Florence-2 vs Grounding DINO + SAM2

Question

Florence-2 vs Grounding DINO + SAM2

radames opened this issue 4 months ago · 1 comments

Hello, thanks for the awesome collection of demos and code.
I wonder if you have benchmarks or comparisons of the text grounding segmentation capabilities of GroundingDino vs Florence-2? While I've been testing both with SAM2, my qualitative perception is Florence-2 is more precise matching more tokens with boundaries, and it's also able to detect a more diverse set of objects using their base model, not fine-tuned yet.
At the same time, I wasn't able to extract confidence levels from the specific bboxes generated by Florence-2.
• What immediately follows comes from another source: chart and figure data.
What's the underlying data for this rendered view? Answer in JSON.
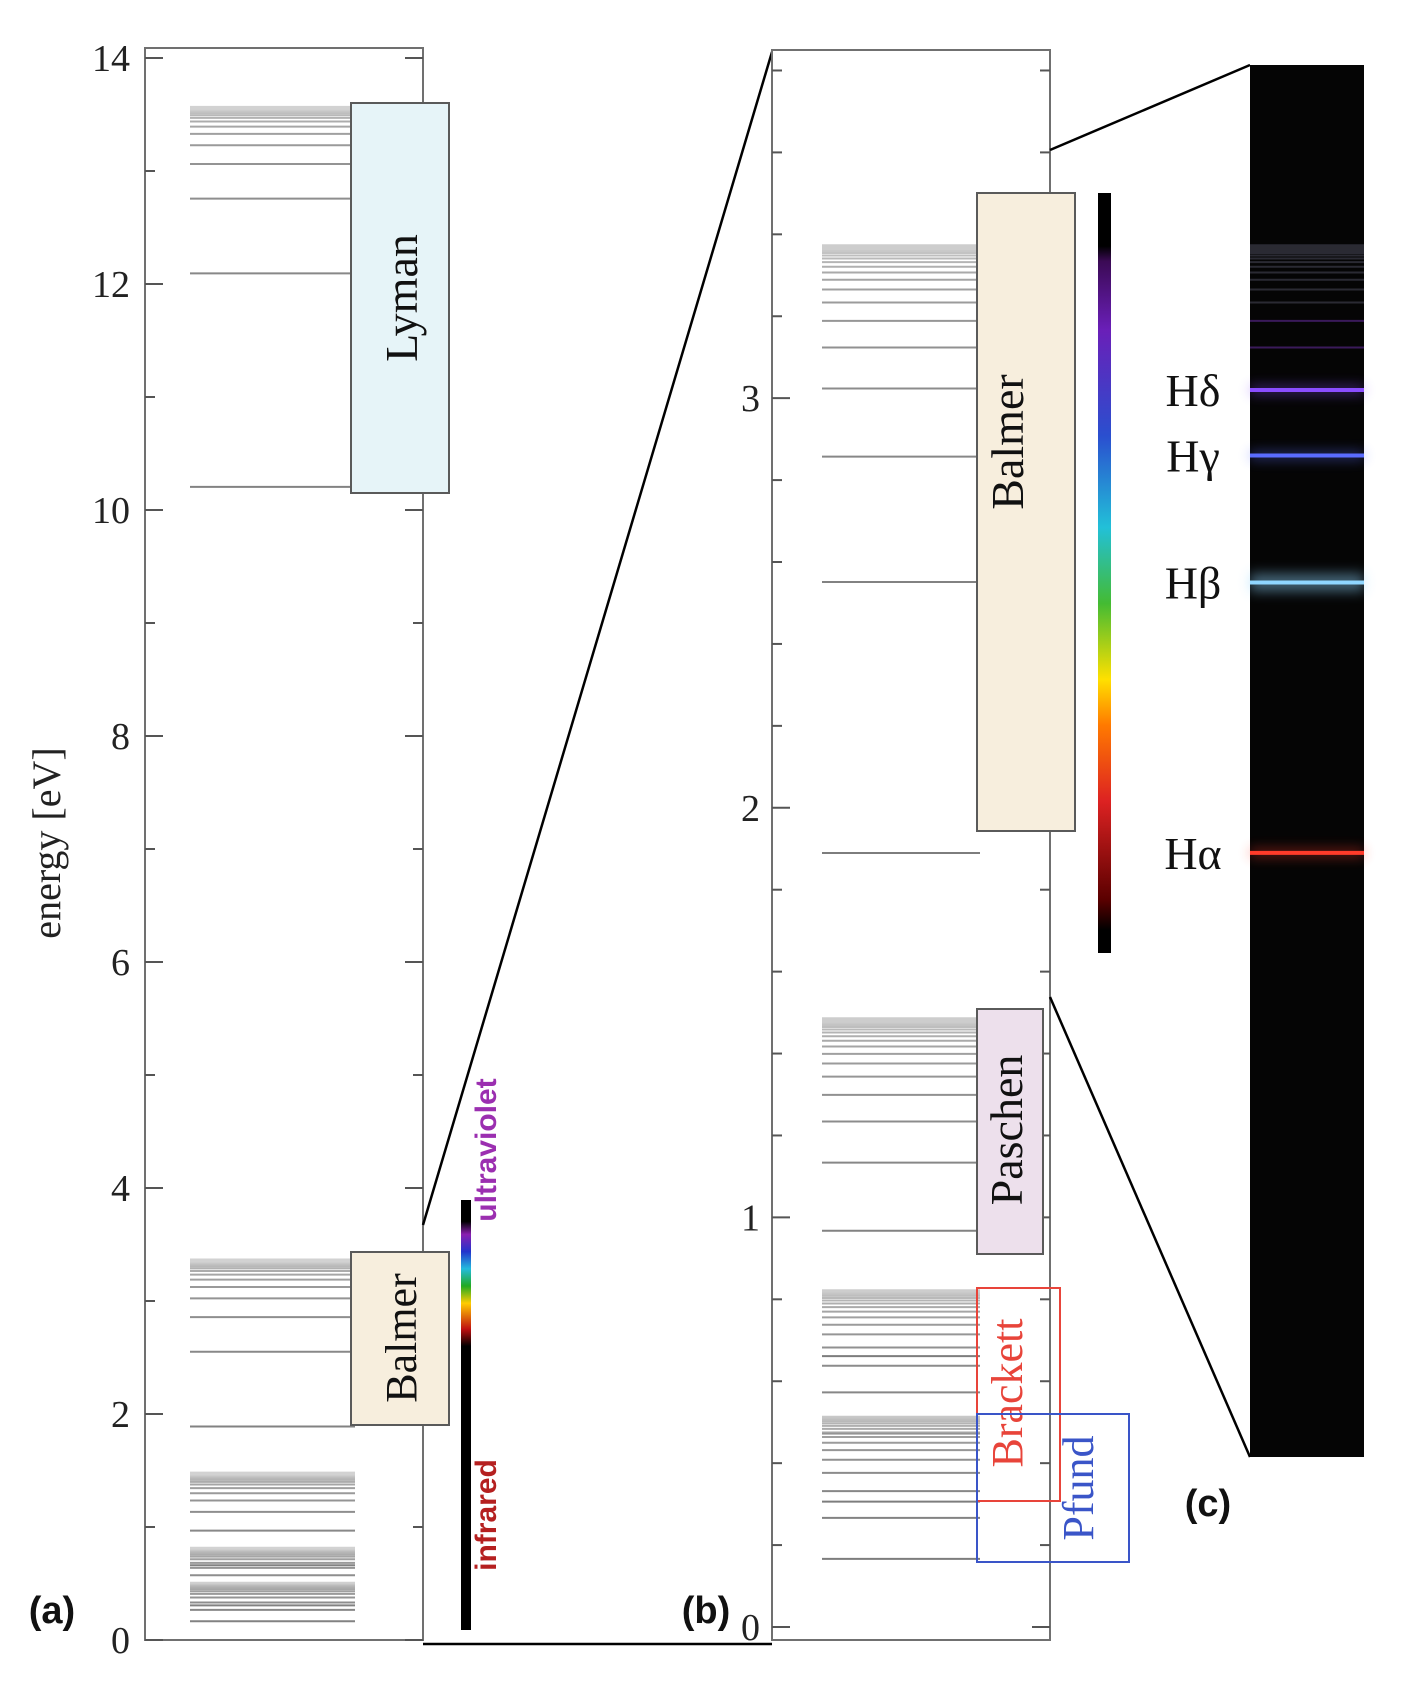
{
  "panel_a": {
    "label": "(a)",
    "ylabel": "energy [eV]",
    "ylim": [
      0,
      14
    ],
    "ticks": [
      "0",
      "2",
      "4",
      "6",
      "8",
      "10",
      "12",
      "14"
    ],
    "series_labels": {
      "lyman": "Lyman",
      "balmer": "Balmer"
    },
    "band_labels": {
      "ultraviolet": "ultraviolet",
      "infrared": "infrared"
    }
  },
  "panel_b": {
    "label": "(b)",
    "ylim": [
      0,
      3.85
    ],
    "ticks": [
      "0",
      "1",
      "2",
      "3"
    ],
    "series_labels": {
      "balmer": "Balmer",
      "paschen": "Paschen",
      "brackett": "Brackett",
      "pfund": "Pfund"
    }
  },
  "panel_c": {
    "label": "(c)",
    "lines": [
      {
        "name": "Hδ",
        "energy": 3.02,
        "color": "#8a4dff"
      },
      {
        "name": "Hγ",
        "energy": 2.86,
        "color": "#5a6cff"
      },
      {
        "name": "Hβ",
        "energy": 2.55,
        "color": "#8fd6ff"
      },
      {
        "name": "Hα",
        "energy": 1.89,
        "color": "#ff3b2a"
      }
    ]
  },
  "colors": {
    "lyman_box": "#e6f4f8",
    "balmer_box": "#f7eedd",
    "paschen_box": "#ede0ec",
    "brackett_border": "#e8443a",
    "pfund_border": "#3a55c8",
    "brackett_text": "#e8443a",
    "pfund_text": "#3a55c8",
    "ultraviolet_text": "#9b2fb0",
    "infrared_text": "#b52020"
  }
}
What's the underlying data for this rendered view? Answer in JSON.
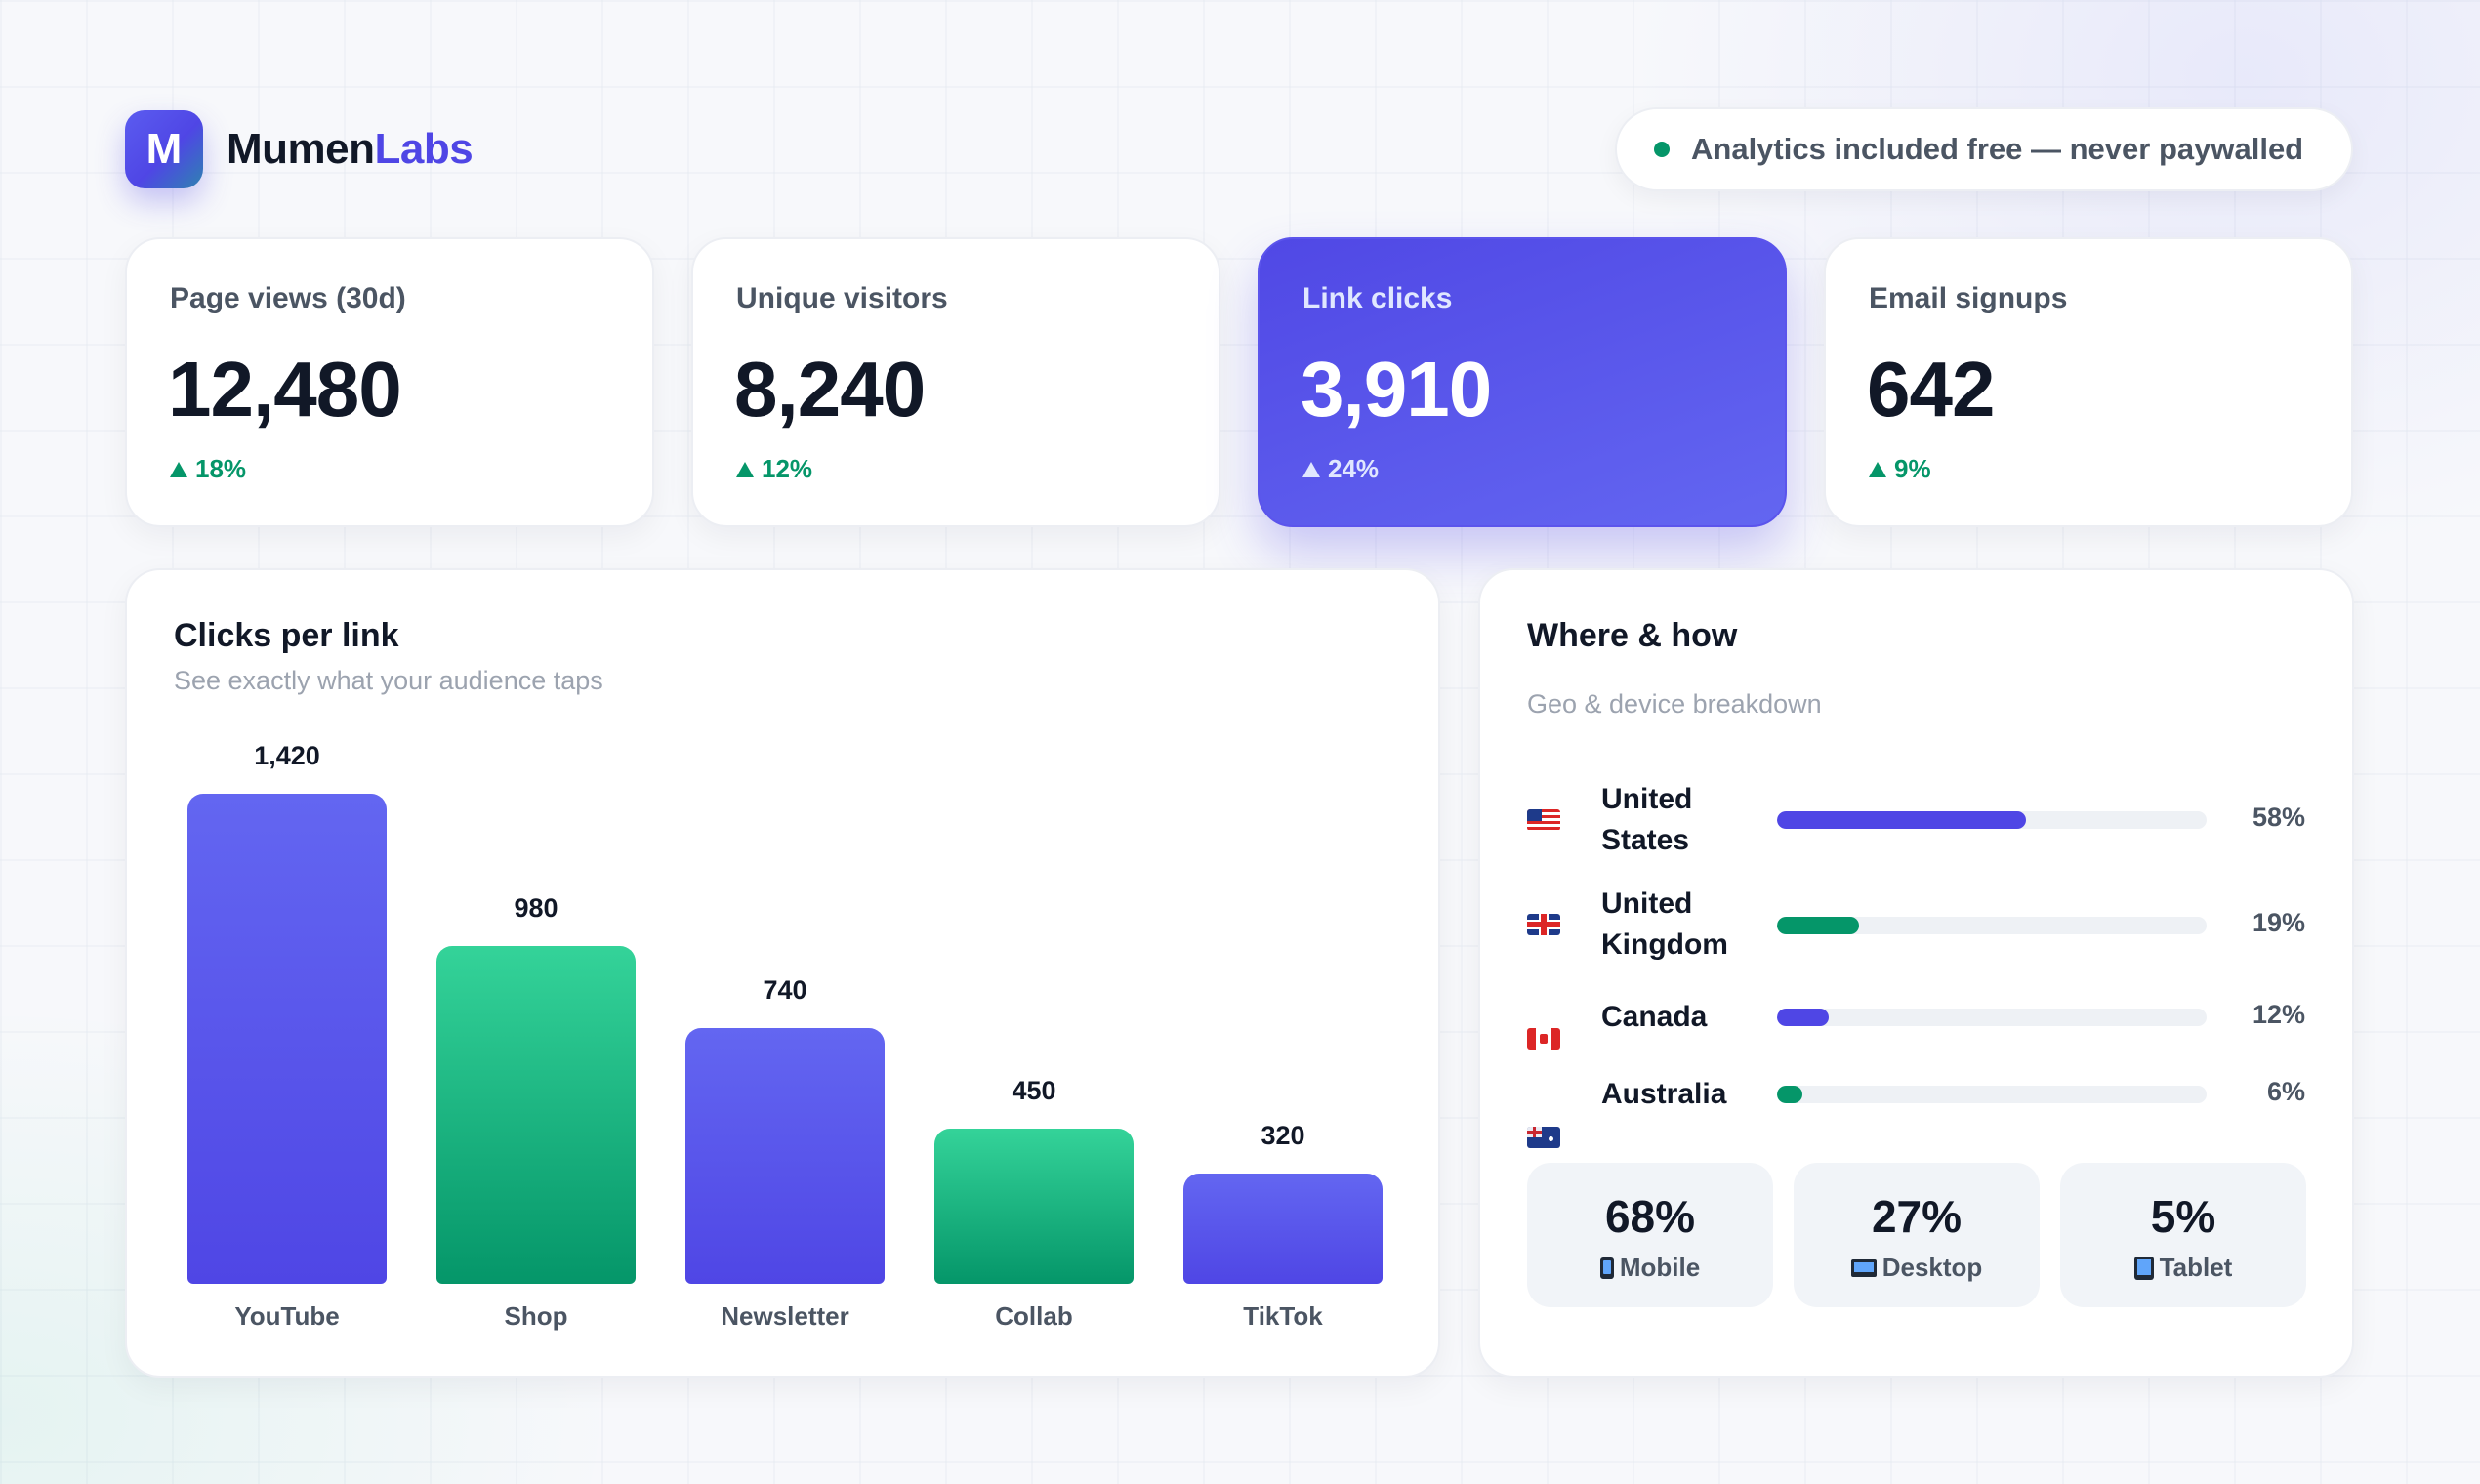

Answer 1 · 2024-08-25T08:32:23.000Z

Hi @radames

Your observation is very thorough, and the questions you've raised are highly valuable.

We haven't benchmarked the two approaches implemented in this repo ourselves, but I believe each of these models currently has its own strengths.

For Grounding DINO 1.5, we can see its zero-shot detection capability is stronger than Florence-2, which achieves zero-shot 54.3 AP and 55.7 AP on LVIS minival, and Florence-2 achieves 43.4 AP on COCO zero-shot benchmark.

But after training on FLD-5B datasets, Florence-2 can not only localize main phrase on caption and also has a strong referring capability, you can refer to the following table:

And it can also serve as a foundation model for users to fine-tune it on their specific scenarios.